Was Becker von vielen zeitgenössischen Künstlern unterscheidet, ist seine Weigerung, uns eine fertige Interpretation seiner Arbeit zu servieren. Er auferlegt seinen Werken keine feste Bedeutung, sondern lässt sie offen für sich verändernde Interpretationen je nach zeitlichem und persönlichem Kontext. Dieser Ansatz erinnert an Ciorans Abneigung gegen geschlossene philosophische Systeme und seine Vorliebe für Fragmente und Aphorismen, die Raum für Mehrdeutigkeit und Widerspruch lassen.

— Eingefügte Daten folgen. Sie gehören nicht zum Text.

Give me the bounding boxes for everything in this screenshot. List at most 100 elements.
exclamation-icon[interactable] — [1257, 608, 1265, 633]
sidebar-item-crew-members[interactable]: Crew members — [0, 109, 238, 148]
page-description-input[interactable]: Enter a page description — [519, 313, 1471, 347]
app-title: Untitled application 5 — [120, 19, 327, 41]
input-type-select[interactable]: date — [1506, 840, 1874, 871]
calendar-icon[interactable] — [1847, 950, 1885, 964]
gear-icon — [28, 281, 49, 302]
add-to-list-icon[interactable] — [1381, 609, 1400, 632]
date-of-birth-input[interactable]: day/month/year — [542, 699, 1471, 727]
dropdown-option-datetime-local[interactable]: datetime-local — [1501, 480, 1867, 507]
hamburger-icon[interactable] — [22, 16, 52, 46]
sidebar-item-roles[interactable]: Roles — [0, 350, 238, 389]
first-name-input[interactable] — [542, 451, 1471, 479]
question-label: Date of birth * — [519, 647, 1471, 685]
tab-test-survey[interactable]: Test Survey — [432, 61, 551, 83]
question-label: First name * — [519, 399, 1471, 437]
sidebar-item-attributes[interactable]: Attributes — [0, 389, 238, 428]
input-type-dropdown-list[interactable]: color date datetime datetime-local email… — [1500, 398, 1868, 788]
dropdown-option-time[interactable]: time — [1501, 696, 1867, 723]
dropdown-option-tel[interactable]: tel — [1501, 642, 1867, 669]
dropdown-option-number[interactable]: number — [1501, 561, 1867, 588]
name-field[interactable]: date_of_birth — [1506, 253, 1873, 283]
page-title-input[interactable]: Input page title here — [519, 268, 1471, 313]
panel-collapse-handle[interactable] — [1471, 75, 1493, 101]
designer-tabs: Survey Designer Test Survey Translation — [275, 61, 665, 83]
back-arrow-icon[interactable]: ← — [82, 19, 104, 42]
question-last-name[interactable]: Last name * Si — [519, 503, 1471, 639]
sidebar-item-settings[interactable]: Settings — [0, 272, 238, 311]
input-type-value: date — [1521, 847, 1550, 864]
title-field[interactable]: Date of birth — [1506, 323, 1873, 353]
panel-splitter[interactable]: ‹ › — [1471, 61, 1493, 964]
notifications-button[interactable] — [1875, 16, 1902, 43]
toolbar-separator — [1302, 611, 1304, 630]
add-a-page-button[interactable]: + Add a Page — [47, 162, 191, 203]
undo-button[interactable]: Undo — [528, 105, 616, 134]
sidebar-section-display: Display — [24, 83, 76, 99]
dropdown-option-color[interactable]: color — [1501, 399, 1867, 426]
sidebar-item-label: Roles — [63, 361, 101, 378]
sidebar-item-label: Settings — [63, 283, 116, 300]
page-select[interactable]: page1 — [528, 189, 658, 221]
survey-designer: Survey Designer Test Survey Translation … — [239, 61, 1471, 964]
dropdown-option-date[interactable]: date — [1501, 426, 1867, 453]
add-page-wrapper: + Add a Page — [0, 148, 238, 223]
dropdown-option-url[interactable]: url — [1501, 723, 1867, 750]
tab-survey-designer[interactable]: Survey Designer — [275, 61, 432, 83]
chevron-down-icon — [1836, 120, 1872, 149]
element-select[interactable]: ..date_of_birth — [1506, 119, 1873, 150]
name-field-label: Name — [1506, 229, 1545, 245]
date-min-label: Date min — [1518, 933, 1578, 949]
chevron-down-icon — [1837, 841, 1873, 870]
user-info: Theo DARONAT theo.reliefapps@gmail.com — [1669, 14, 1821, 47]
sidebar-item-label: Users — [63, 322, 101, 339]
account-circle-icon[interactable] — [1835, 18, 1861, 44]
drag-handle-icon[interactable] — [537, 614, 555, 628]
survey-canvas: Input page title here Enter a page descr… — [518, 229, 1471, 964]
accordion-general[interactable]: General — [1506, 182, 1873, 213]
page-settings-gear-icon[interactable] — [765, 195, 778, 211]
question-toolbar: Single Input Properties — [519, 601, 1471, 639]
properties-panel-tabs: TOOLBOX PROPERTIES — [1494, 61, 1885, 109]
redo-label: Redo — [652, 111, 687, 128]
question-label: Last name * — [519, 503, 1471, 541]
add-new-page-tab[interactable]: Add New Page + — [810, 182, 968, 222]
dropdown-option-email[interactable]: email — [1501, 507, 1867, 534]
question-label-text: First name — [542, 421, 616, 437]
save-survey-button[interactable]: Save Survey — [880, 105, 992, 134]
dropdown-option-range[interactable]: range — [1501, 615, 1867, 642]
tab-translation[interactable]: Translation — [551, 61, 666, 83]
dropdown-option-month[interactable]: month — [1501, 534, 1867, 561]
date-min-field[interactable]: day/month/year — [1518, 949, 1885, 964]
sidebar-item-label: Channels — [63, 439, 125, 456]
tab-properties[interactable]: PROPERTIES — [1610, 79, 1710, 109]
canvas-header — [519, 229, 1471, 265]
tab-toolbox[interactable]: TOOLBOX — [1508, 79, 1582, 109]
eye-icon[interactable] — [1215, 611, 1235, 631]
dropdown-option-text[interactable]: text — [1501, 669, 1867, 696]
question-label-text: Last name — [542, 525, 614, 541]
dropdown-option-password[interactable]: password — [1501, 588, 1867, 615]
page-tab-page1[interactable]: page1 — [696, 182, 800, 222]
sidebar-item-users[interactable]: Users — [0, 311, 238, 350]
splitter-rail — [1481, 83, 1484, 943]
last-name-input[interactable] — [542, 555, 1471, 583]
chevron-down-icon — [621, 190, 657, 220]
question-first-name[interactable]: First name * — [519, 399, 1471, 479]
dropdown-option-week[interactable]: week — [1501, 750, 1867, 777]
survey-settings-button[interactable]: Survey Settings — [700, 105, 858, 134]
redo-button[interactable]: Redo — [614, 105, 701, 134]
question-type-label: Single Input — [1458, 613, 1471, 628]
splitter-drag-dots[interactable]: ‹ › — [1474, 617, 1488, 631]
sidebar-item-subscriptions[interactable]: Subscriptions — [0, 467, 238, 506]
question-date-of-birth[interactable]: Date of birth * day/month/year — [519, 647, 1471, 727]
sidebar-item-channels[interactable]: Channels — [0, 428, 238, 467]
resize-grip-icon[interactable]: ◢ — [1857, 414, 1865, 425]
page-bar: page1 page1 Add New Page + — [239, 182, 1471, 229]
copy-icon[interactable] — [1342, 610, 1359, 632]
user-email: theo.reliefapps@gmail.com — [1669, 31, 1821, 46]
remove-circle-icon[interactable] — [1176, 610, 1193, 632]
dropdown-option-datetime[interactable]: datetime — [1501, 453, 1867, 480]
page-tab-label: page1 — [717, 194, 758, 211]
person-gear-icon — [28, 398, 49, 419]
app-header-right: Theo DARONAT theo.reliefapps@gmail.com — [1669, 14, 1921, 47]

Beckers Skulpturen hinterfragen auch unser Verhältnis zur Zeit. Wie er erklärt, entstehen seine Werke “mit einer direkten Referenz auf den gegenwärtigen Moment, sind gleichzeitig aber zeitlos und nicht an die aktuelle Realität gebunden”. Diese Spannung zwischen dem Augenblickhaften und dem Ewigen stand auch im Zentrum von Ciorans Anliegen, der schrieb: “Die Zeit ist ein Geheimnis, das uns durch ihre Gegenwart und Abwesenheit herausfordert” [5]. Beckers körperliche Fragmente scheinen in einem zeitlichen Zwischenraum zu schweben, gleichzeitig im Moment ihrer Schöpfung eingefroren und offen für unendlich viele zukünftige Interpretationen.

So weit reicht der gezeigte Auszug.